The pipeline is filling up. Several drug candidates designed by artificial intelligence are now entering mid-to-late-stage clinical trials, and biotechs that bet early on the technology are beginning to look prescient. Iambic and Generate Biomedicines each expect to have three or more AI-designed drugs in human trials by the end of this year. For a field that has spent the better part of a decade promising to revolutionise medicine, the revolution is starting to look rather real.

This matters because drug discovery is, historically, a brutal business. It takes roughly twelve years and more than $2bn to bring a single drug to market, and nine out of ten candidates fail in trials. AI does not eliminate those odds, but it changes them. By modelling molecular interactions, screening millions of candidates and predicting toxicity before a single compound is synthesised, the technology compresses years of laboratory work into weeks. Nature recently highlighted one such method as capable of "turbocharging the hunt for new medicines." That is, for once, not marketing copy.

From screen to clinic

One of the clearest illustrations of what this looks like in practice comes from pancreatic cancer — one of the deadliest and most treatment-resistant malignancies known. Researchers used AI to design a novel molecule that significantly boosts the effectiveness of standard chemotherapy in treating the disease. Pancreatic cancer has a five-year survival rate below 15%. Any meaningful improvement is not an incremental win; it is a lifeline.

The approach is emblematic of a broader shift. Rather than screening libraries of existing compounds and hoping something sticks, researchers are now designing molecules from scratch — engineering them to hit specific targets with a precision that traditional methods cannot match. The chemistry is still hard. Getting from a promising molecule to a safe, manufacturable drug remains an immense challenge. But AI narrows the search space in ways that were simply not possible before.

Beyond the laboratory

The impact is not confined to drug design. AI is changing how diseases are detected in the first place, which determines whether treatments reach patients in time to help them.

Coronary microvascular dysfunction, or CMVD, is a heart condition that affects millions yet is notoriously difficult to diagnose. Current methods require expensive imaging. Researchers at the University of Michigan have developed an AI model that identifies CMVD from a standard ten-second electrocardiogram — the cheap, ubiquitous test that exists in virtually every clinic on the planet. Accuracy is high. The implications are significant: a condition that often goes undetected until it becomes dangerous could now be caught early, routinely, at minimal cost.

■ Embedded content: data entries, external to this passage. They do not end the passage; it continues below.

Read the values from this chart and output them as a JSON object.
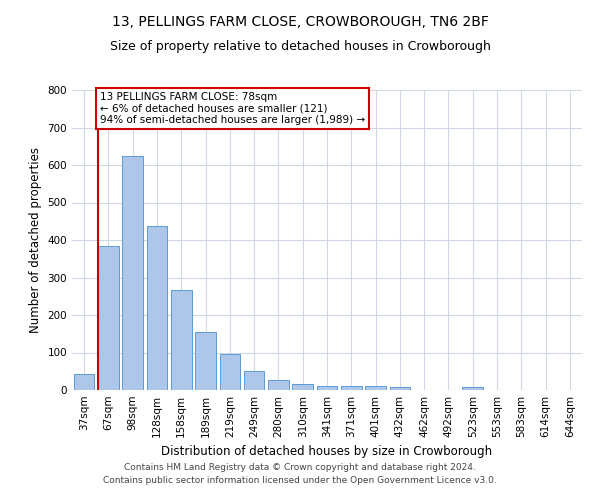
{
  "title_line1": "13, PELLINGS FARM CLOSE, CROWBOROUGH, TN6 2BF",
  "title_line2": "Size of property relative to detached houses in Crowborough",
  "xlabel": "Distribution of detached houses by size in Crowborough",
  "ylabel": "Number of detached properties",
  "footer_line1": "Contains HM Land Registry data © Crown copyright and database right 2024.",
  "footer_line2": "Contains public sector information licensed under the Open Government Licence v3.0.",
  "categories": [
    "37sqm",
    "67sqm",
    "98sqm",
    "128sqm",
    "158sqm",
    "189sqm",
    "219sqm",
    "249sqm",
    "280sqm",
    "310sqm",
    "341sqm",
    "371sqm",
    "401sqm",
    "432sqm",
    "462sqm",
    "492sqm",
    "523sqm",
    "553sqm",
    "583sqm",
    "614sqm",
    "644sqm"
  ],
  "values": [
    43,
    383,
    625,
    437,
    268,
    155,
    95,
    52,
    27,
    16,
    11,
    11,
    10,
    8,
    0,
    0,
    7,
    0,
    0,
    0,
    0
  ],
  "bar_color": "#aec6e8",
  "bar_edge_color": "#5b9bd5",
  "grid_color": "#d0d8e8",
  "annotation_text": "13 PELLINGS FARM CLOSE: 78sqm\n← 6% of detached houses are smaller (121)\n94% of semi-detached houses are larger (1,989) →",
  "annotation_box_color": "#ffffff",
  "annotation_box_edge_color": "#cc0000",
  "vline_color": "#cc0000",
  "ylim": [
    0,
    800
  ],
  "yticks": [
    0,
    100,
    200,
    300,
    400,
    500,
    600,
    700,
    800
  ],
  "background_color": "#ffffff",
  "title_fontsize": 10,
  "subtitle_fontsize": 9,
  "tick_fontsize": 7.5,
  "label_fontsize": 8.5,
  "annotation_fontsize": 7.5,
  "footer_fontsize": 6.5
}
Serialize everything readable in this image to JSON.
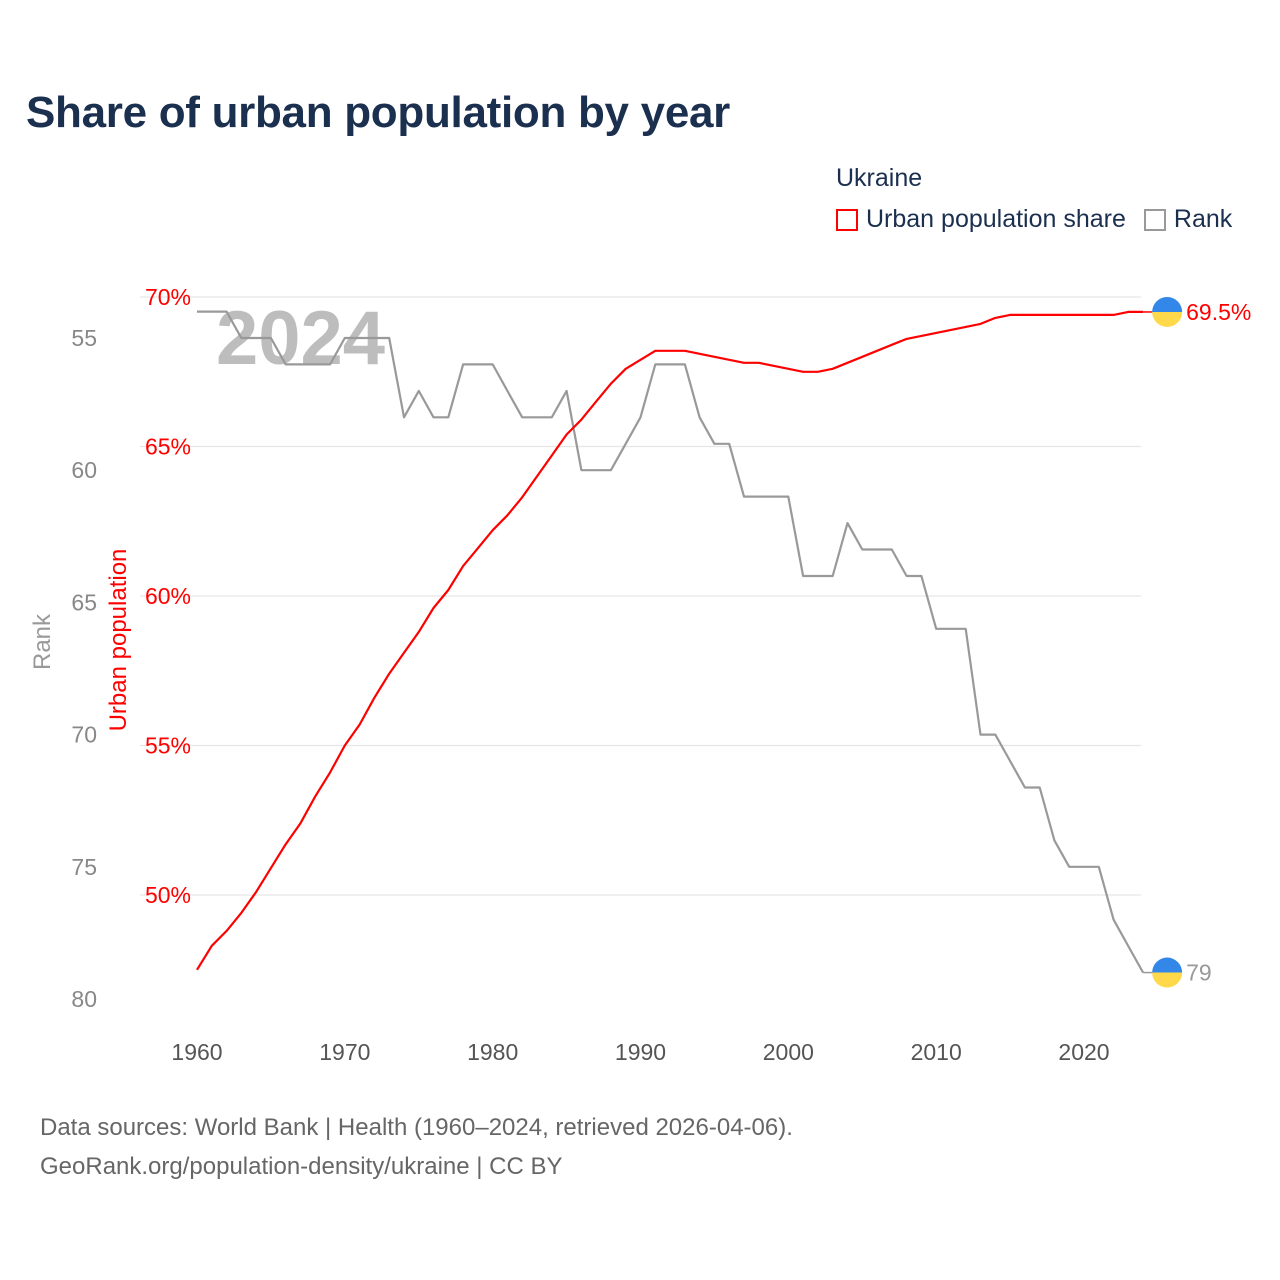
{
  "title": "Share of urban population by year",
  "legend": {
    "title": "Ukraine",
    "items": [
      {
        "label": "Urban population share",
        "color": "#ff0000"
      },
      {
        "label": "Rank",
        "color": "#999999"
      }
    ]
  },
  "footer": {
    "line1": "Data sources: World Bank | Health (1960–2024, retrieved 2026-04-06).",
    "line2": "GeoRank.org/population-density/ukraine | CC BY"
  },
  "chart_data": {
    "type": "line",
    "title": "Share of urban population by year",
    "watermark_year": "2024",
    "xlabel": "",
    "ylabel_right_axis": "Urban population",
    "ylabel_left_axis": "Rank",
    "xlim": [
      1960,
      2024
    ],
    "ylim_urban": [
      47,
      70.5
    ],
    "ylim_rank": [
      53.5,
      80.5
    ],
    "x_ticks": [
      "1960",
      "1970",
      "1980",
      "1990",
      "2000",
      "2010",
      "2020"
    ],
    "urban_ticks": [
      "70%",
      "65%",
      "60%",
      "55%",
      "50%"
    ],
    "rank_ticks": [
      "55",
      "60",
      "65",
      "70",
      "75",
      "80"
    ],
    "x": [
      1960,
      1961,
      1962,
      1963,
      1964,
      1965,
      1966,
      1967,
      1968,
      1969,
      1970,
      1971,
      1972,
      1973,
      1974,
      1975,
      1976,
      1977,
      1978,
      1979,
      1980,
      1981,
      1982,
      1983,
      1984,
      1985,
      1986,
      1987,
      1988,
      1989,
      1990,
      1991,
      1992,
      1993,
      1994,
      1995,
      1996,
      1997,
      1998,
      1999,
      2000,
      2001,
      2002,
      2003,
      2004,
      2005,
      2006,
      2007,
      2008,
      2009,
      2010,
      2011,
      2012,
      2013,
      2014,
      2015,
      2016,
      2017,
      2018,
      2019,
      2020,
      2021,
      2022,
      2023,
      2024
    ],
    "series": [
      {
        "name": "Urban population share",
        "color": "#ff0000",
        "values": [
          47.5,
          48.3,
          48.8,
          49.4,
          50.1,
          50.9,
          51.7,
          52.4,
          53.3,
          54.1,
          55.0,
          55.7,
          56.6,
          57.4,
          58.1,
          58.8,
          59.6,
          60.2,
          61.0,
          61.6,
          62.2,
          62.7,
          63.3,
          64.0,
          64.7,
          65.4,
          65.9,
          66.5,
          67.1,
          67.6,
          67.9,
          68.2,
          68.2,
          68.2,
          68.1,
          68.0,
          67.9,
          67.8,
          67.8,
          67.7,
          67.6,
          67.5,
          67.5,
          67.6,
          67.8,
          68.0,
          68.2,
          68.4,
          68.6,
          68.7,
          68.8,
          68.9,
          69.0,
          69.1,
          69.3,
          69.4,
          69.4,
          69.4,
          69.4,
          69.4,
          69.4,
          69.4,
          69.4,
          69.5,
          69.5
        ],
        "end_label": "69.5%"
      },
      {
        "name": "Rank",
        "color": "#999999",
        "values": [
          54,
          54,
          54,
          55,
          55,
          55,
          56,
          56,
          56,
          56,
          55,
          55,
          55,
          55,
          58,
          57,
          58,
          58,
          56,
          56,
          56,
          57,
          58,
          58,
          58,
          57,
          60,
          60,
          60,
          59,
          58,
          56,
          56,
          56,
          58,
          59,
          59,
          61,
          61,
          61,
          61,
          64,
          64,
          64,
          62,
          63,
          63,
          63,
          64,
          64,
          66,
          66,
          66,
          70,
          70,
          71,
          72,
          72,
          74,
          75,
          75,
          75,
          77,
          78,
          79
        ],
        "end_label": "79"
      }
    ],
    "grid": true,
    "legend_position": "top-right"
  }
}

Separately, Chinese researchers have developed an AI framework that rapidly synthesises clinical data for evidence-based medicine. Systematic reviews — the gold standard for evaluating what treatments actually work — currently take months or years to produce. This framework compresses that process dramatically. Better, faster evidence means better, faster decisions about which treatments reach patients.

Hype, meet reality

None of this means the field has solved all its problems. It has not. Many AI-generated drug candidates will fail in trials, for the same reasons any drug candidate fails: unexpected toxicity, poor efficacy in humans, or a target that turns out to be less important than it seemed in the model. AI accelerates discovery; it does not guarantee success.

The Gartner Hype Cycle — a rough map of how technologies move from breathless anticipation to useful deployment — places medical AI at an instructive moment. After years at the "Peak of Inflated Expectations," the field is descending into the early "Slope of Enlightenment." That is actually good news. Technologies that survive that descent tend to become genuinely useful. The ones that do not simply disappear. Medical AI is not disappearing.

What the current moment represents is a calibration. The promises made five years ago were too large and too vague. The results arriving now are more specific, more modest and more credible. A molecule that improves chemotherapy outcomes. A ten-second test that catches a hidden heart condition. A faster way to know which treatments work. These are not the singularity. They are medicine getting incrementally, measurably better — which is exactly what medicine is supposed to do.

The year that counts

Whether 2026 becomes a genuine landmark depends on what the trials show. If several AI-designed drugs demonstrate efficacy in mid-to-late-stage studies, the case for the technology becomes difficult to argue with. Regulators will take note. Pharmaceutical companies that have been cautious will accelerate. Capital will follow.

If the trials disappoint, the correction will be sharp. The field has accumulated expectations it cannot afford to squander.

But the trajectory, for now, points upward. The molecules are in patients. The diagnostics are in clinics. The evidence is being generated. For a technology that has spent years being described as transformative, it is finally doing the work to prove it.